Deep — senior internals

CloudWatch Metrics Insights enables SQL-style queries across all CloudWatch metrics for fleet-wide analysis. Anomaly Detection uses ML to establish baseline and alerts on deviations — better than static thresholds for seasonal workloads. CloudWatch Evidently provides feature flagging and A/B testing with metrics. Embedded Metrics Format (EMF) lets Lambda and containers write structured JSON logs that CloudWatch automatically converts to metrics — cheaper than PutMetricData for high-frequency metrics. Metric Math enables calculated metrics (e.g., error rate = errors/requests × 100) without storing derived metrics separately.

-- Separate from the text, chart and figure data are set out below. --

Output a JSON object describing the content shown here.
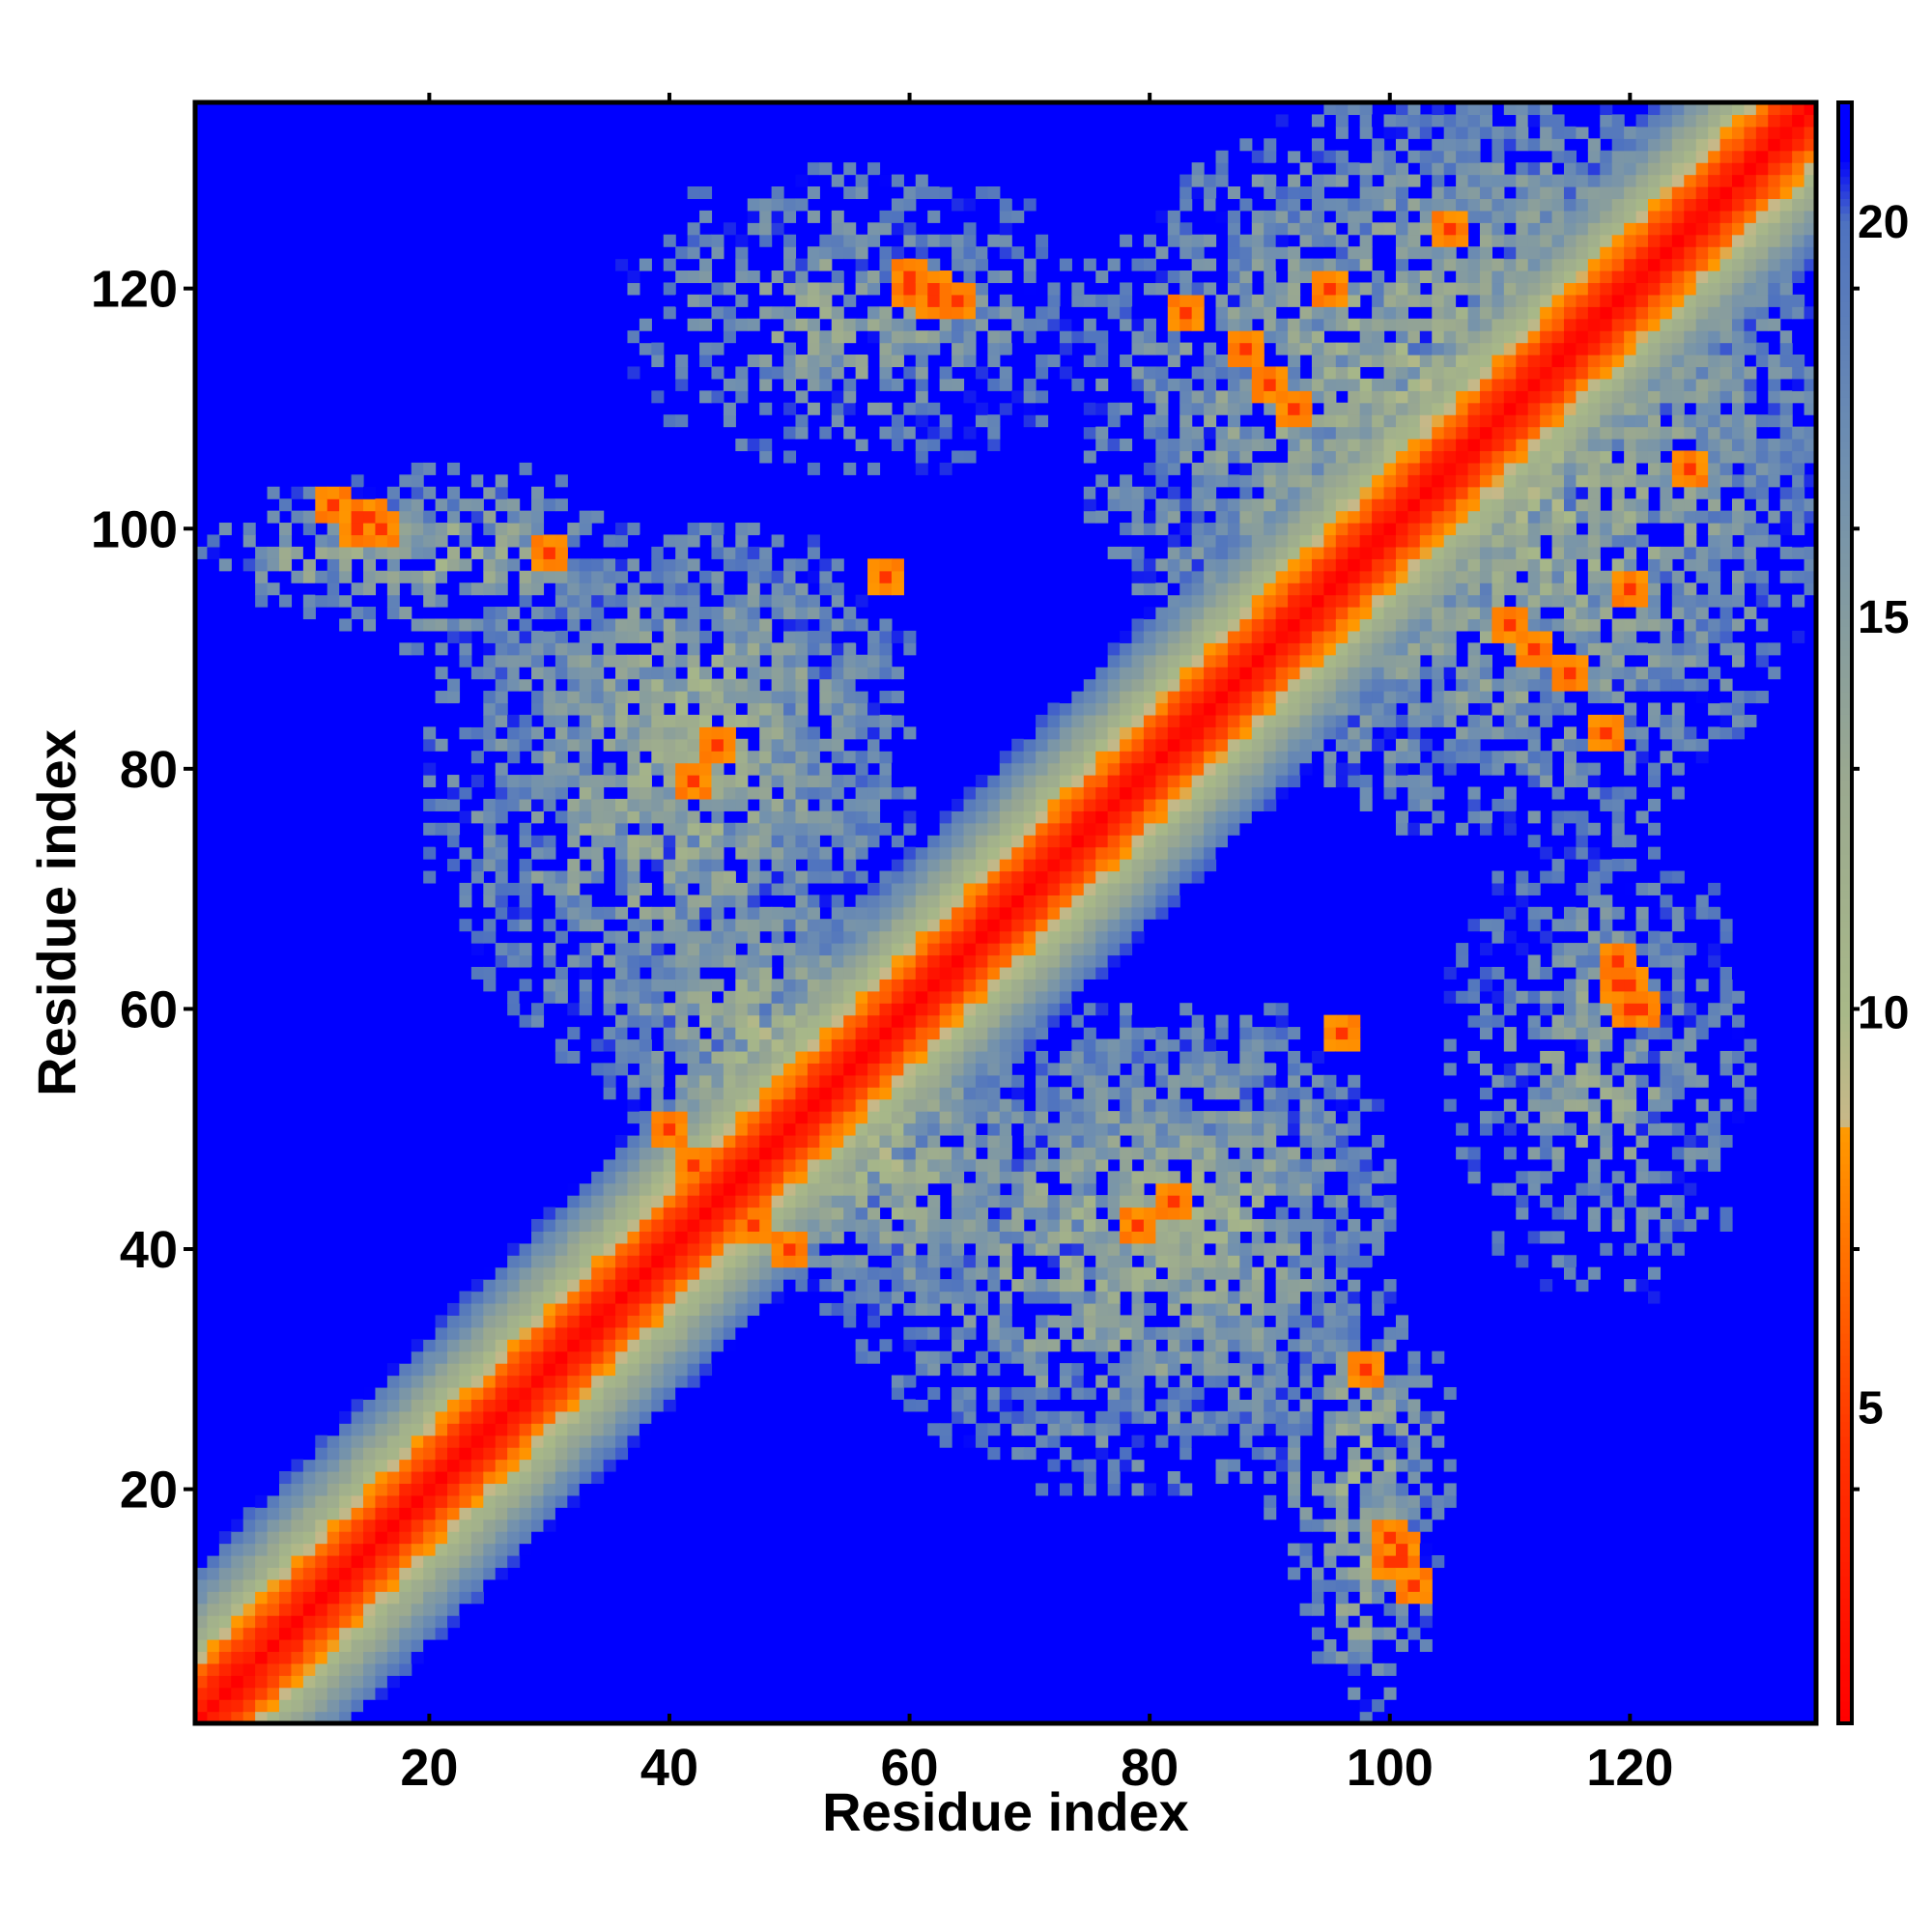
{
  "chart_data": {
    "type": "heatmap",
    "title": "",
    "xlabel": "Residue index",
    "ylabel": "Residue index",
    "n_residues": 135,
    "xlim": [
      0.5,
      135.5
    ],
    "ylim": [
      0.5,
      135.5
    ],
    "x_ticks": [
      20,
      40,
      60,
      80,
      100,
      120
    ],
    "y_ticks": [
      20,
      40,
      60,
      80,
      100,
      120
    ],
    "grid": false,
    "legend": "colorbar-right",
    "colorbar": {
      "range": [
        1,
        21.5
      ],
      "ticks": [
        5,
        10,
        15,
        20
      ],
      "stops": [
        {
          "value": 1,
          "color": "#ff0000"
        },
        {
          "value": 4.5,
          "color": "#ff3300"
        },
        {
          "value": 8.5,
          "color": "#ff9900"
        },
        {
          "value": 8.6,
          "color": "#c8b888"
        },
        {
          "value": 10,
          "color": "#a8b888"
        },
        {
          "value": 13,
          "color": "#9aa890"
        },
        {
          "value": 17,
          "color": "#6f8fb0"
        },
        {
          "value": 20,
          "color": "#4e72c0"
        },
        {
          "value": 20.8,
          "color": "#0000ff"
        }
      ],
      "out_of_range_color": "#0000ff"
    },
    "contact_regions": [
      {
        "name": "diagonal",
        "value_model": "0.5 + 1.5*|i-j|",
        "band": 14
      },
      {
        "i": [
          1,
          25
        ],
        "j": [
          93,
          103
        ],
        "min": 5,
        "density": 0.45
      },
      {
        "i": [
          45,
          80
        ],
        "j": [
          105,
          130
        ],
        "min": 10,
        "density": 0.55
      },
      {
        "i": [
          25,
          60
        ],
        "j": [
          70,
          100
        ],
        "min": 5,
        "density": 0.6
      },
      {
        "i": [
          35,
          60
        ],
        "j": [
          45,
          70
        ],
        "min": 4,
        "density": 0.7
      },
      {
        "i": [
          55,
          100
        ],
        "j": [
          20,
          60
        ],
        "min": 5,
        "density": 0.55
      },
      {
        "i": [
          75,
          135
        ],
        "j": [
          85,
          135
        ],
        "min": 4,
        "density": 0.55
      },
      {
        "i": [
          90,
          105
        ],
        "j": [
          10,
          35
        ],
        "min": 5,
        "density": 0.5
      },
      {
        "i": [
          105,
          130
        ],
        "j": [
          35,
          75
        ],
        "min": 6,
        "density": 0.5
      }
    ],
    "hotspots": [
      {
        "i": 12,
        "j": 102
      },
      {
        "i": 15,
        "j": 101
      },
      {
        "i": 14,
        "j": 100
      },
      {
        "i": 62,
        "j": 120
      },
      {
        "i": 60,
        "j": 121
      },
      {
        "i": 64,
        "j": 119
      },
      {
        "i": 42,
        "j": 79
      },
      {
        "i": 44,
        "j": 82
      },
      {
        "i": 40,
        "j": 50
      },
      {
        "i": 46,
        "j": 48
      },
      {
        "i": 47,
        "j": 42
      },
      {
        "i": 79,
        "j": 42
      },
      {
        "i": 82,
        "j": 44
      },
      {
        "i": 100,
        "j": 16
      },
      {
        "i": 101,
        "j": 14
      },
      {
        "i": 102,
        "j": 12
      },
      {
        "i": 96,
        "j": 58
      },
      {
        "i": 98,
        "j": 30
      },
      {
        "i": 119,
        "j": 62
      },
      {
        "i": 120,
        "j": 60
      },
      {
        "i": 110,
        "j": 92
      },
      {
        "i": 115,
        "j": 88
      },
      {
        "i": 118,
        "j": 83
      },
      {
        "i": 90,
        "j": 112
      },
      {
        "i": 95,
        "j": 120
      },
      {
        "i": 105,
        "j": 125
      }
    ]
  }
}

CloudWatch Synthetics runs canary scripts (Puppeteer/Selenium) against endpoints to proactively detect outages before users do.

🎤Interview-ready answer

CloudWatch is my primary observability platform on AWS. I use the CloudWatch Agent to collect system metrics and structured logs, Log Insights to query logs during incidents, and Alarms tied to SNS for alerting. For Lambda, I enable Lambda Insights for cold start and memory metrics. I use Embedded Metrics Format for high-frequency custom metrics from Lambda to avoid PutMetricData costs. Synthetics canaries run every minute to catch endpoint outages proactively.

Common trap

Creating alarms only on error counts, not error rates. During traffic spikes, error counts naturally increase even if the error rate is stable. A rate-based alarm (errors / requests) avoids false pages during healthy traffic growth.